Department of Computer Science and Engineering, University of Nevada, Reno, Nevada 89557, USA.
Department of Computer Science, Wayne State University, Detroit, Michigan 48202, USA.
Genome Res. 2017 Dec;27(12):2025-2039. doi: 10.1101/gr.215129.116. Epub 2017 Oct 24.
Advances in high-throughput technologies allow for measurements of many types of omics data, yet the meaningful integration of several different data types remains a significant challenge. Another important and difficult problem is the discovery of molecular disease subtypes characterized by relevant clinical differences, such as survival. Here we present a novel approach, called erturbation clustering for data tegration and disease ubtyping (PINS), which is able to address both challenges. The framework has been validated on thousands of cancer samples, using gene expression, DNA methylation, noncoding microRNA, and copy number variation data available from the Gene Expression Omnibus, the Broad Institute, The Cancer Genome Atlas (TCGA), and the European Genome-Phenome Archive. This simultaneous subtyping approach accurately identifies known cancer subtypes and novel subgroups of patients with significantly different survival profiles. The results were obtained from genome-scale molecular data without any other type of prior knowledge. The approach is sufficiently general to replace existing unsupervised clustering approaches outside the scope of bio-medical research, with the additional ability to integrate multiple types of data.

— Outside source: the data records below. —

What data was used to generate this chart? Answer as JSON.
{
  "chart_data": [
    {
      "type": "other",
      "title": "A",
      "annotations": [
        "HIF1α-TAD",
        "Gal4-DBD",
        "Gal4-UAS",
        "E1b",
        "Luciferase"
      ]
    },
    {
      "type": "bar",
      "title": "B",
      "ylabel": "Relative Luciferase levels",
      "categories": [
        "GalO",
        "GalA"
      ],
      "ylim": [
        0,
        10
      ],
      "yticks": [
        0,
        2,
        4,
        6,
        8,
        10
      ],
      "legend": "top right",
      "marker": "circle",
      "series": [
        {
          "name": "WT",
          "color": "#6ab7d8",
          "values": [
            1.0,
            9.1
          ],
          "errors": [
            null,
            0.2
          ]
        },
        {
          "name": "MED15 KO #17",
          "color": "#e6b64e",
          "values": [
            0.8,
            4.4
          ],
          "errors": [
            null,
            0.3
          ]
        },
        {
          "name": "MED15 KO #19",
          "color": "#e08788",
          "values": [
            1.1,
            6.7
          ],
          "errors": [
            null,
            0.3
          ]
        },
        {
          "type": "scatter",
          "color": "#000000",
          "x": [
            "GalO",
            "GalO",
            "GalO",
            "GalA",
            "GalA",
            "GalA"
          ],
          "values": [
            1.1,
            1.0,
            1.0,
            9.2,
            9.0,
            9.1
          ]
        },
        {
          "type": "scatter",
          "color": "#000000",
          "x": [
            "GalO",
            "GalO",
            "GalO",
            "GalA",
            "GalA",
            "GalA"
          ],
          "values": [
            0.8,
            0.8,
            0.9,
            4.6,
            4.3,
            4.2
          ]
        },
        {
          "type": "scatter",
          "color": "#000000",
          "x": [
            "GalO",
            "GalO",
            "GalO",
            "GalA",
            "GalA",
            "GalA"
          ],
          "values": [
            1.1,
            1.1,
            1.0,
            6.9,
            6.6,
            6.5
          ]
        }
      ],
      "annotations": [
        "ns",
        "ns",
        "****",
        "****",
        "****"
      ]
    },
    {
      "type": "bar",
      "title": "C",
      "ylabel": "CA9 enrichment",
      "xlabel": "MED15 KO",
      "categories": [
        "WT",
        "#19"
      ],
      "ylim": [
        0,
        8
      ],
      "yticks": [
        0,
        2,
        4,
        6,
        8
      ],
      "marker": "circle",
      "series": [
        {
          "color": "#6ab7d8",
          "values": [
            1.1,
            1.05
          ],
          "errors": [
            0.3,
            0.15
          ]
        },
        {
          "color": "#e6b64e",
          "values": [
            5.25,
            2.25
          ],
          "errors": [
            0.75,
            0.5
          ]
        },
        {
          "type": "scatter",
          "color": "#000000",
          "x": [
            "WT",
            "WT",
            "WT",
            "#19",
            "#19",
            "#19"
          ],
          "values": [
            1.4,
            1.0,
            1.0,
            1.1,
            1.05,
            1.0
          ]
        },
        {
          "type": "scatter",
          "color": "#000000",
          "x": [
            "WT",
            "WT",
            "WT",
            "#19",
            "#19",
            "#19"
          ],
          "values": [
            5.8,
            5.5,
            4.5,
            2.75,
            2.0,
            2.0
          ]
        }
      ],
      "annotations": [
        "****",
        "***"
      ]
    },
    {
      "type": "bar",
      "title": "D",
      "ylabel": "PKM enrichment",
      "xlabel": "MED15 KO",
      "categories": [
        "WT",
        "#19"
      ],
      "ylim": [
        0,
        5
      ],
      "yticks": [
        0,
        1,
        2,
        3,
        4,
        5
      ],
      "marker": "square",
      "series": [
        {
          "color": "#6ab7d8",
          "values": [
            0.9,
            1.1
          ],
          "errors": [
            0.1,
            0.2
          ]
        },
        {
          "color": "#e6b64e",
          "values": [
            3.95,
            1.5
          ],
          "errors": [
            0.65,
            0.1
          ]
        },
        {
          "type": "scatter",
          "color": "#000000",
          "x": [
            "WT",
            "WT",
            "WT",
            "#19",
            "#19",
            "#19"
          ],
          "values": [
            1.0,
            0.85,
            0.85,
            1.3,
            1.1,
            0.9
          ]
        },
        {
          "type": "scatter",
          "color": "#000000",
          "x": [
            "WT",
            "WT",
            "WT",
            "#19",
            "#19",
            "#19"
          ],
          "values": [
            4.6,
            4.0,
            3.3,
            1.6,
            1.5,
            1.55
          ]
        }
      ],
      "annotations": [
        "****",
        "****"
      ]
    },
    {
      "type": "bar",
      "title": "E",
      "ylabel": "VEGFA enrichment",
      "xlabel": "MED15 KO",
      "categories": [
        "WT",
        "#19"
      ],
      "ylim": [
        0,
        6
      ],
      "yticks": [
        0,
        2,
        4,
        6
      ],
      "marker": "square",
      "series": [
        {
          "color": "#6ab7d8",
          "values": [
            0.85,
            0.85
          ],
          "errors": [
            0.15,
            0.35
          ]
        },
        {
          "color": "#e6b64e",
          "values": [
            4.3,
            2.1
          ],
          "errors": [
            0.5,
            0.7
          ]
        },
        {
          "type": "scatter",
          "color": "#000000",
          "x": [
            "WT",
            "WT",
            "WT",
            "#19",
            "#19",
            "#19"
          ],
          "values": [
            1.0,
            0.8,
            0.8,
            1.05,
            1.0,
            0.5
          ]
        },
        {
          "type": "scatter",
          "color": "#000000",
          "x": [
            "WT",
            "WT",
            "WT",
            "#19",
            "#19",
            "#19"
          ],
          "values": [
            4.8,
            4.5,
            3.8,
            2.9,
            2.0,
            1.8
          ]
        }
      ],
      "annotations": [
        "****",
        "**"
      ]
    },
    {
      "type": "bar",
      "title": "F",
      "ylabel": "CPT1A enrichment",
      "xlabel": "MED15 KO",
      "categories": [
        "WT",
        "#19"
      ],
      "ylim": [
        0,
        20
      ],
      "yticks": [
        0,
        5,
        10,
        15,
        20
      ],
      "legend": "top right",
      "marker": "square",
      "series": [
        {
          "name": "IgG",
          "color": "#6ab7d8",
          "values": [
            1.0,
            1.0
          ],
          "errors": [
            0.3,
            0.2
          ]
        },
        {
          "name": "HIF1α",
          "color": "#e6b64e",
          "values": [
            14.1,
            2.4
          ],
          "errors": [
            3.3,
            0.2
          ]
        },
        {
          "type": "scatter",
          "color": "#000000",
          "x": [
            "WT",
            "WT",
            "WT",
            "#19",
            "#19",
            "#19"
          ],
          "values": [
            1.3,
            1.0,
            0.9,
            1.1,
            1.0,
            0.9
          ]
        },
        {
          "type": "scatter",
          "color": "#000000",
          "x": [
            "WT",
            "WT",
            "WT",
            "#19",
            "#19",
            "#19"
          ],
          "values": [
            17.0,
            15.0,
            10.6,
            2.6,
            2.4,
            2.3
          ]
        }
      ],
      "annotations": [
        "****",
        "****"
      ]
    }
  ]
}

高通量技术的进步使得可以测量许多类型的组学数据,但将几种不同类型的数据进行有意义的整合仍然是一个重大挑战。另一个重要且困难的问题是发现具有相关临床差异(如生存)的分子疾病亚型。在这里,我们提出了一种称为erturbation 聚类进行数据集成和疾病分型(PINS)的新方法,该方法能够解决这两个挑战。该框架已经在数千个癌症样本上进行了验证,使用了来自基因表达综合数据库、布罗德研究所、癌症基因组图谱(TCGA)和欧洲基因组-表型档案的基因表达、DNA 甲基化、非编码 microRNA 和拷贝数变异数据。这种同时进行亚型分类的方法能够准确识别已知的癌症亚型和具有显著不同生存特征的新型患者亚群。这些结果是从全基因组分子数据中获得的,而无需任何其他类型的先验知识。该方法足够通用,可以替代生物医学研究范围之外的现有无监督聚类方法,并具有整合多种类型数据的额外能力。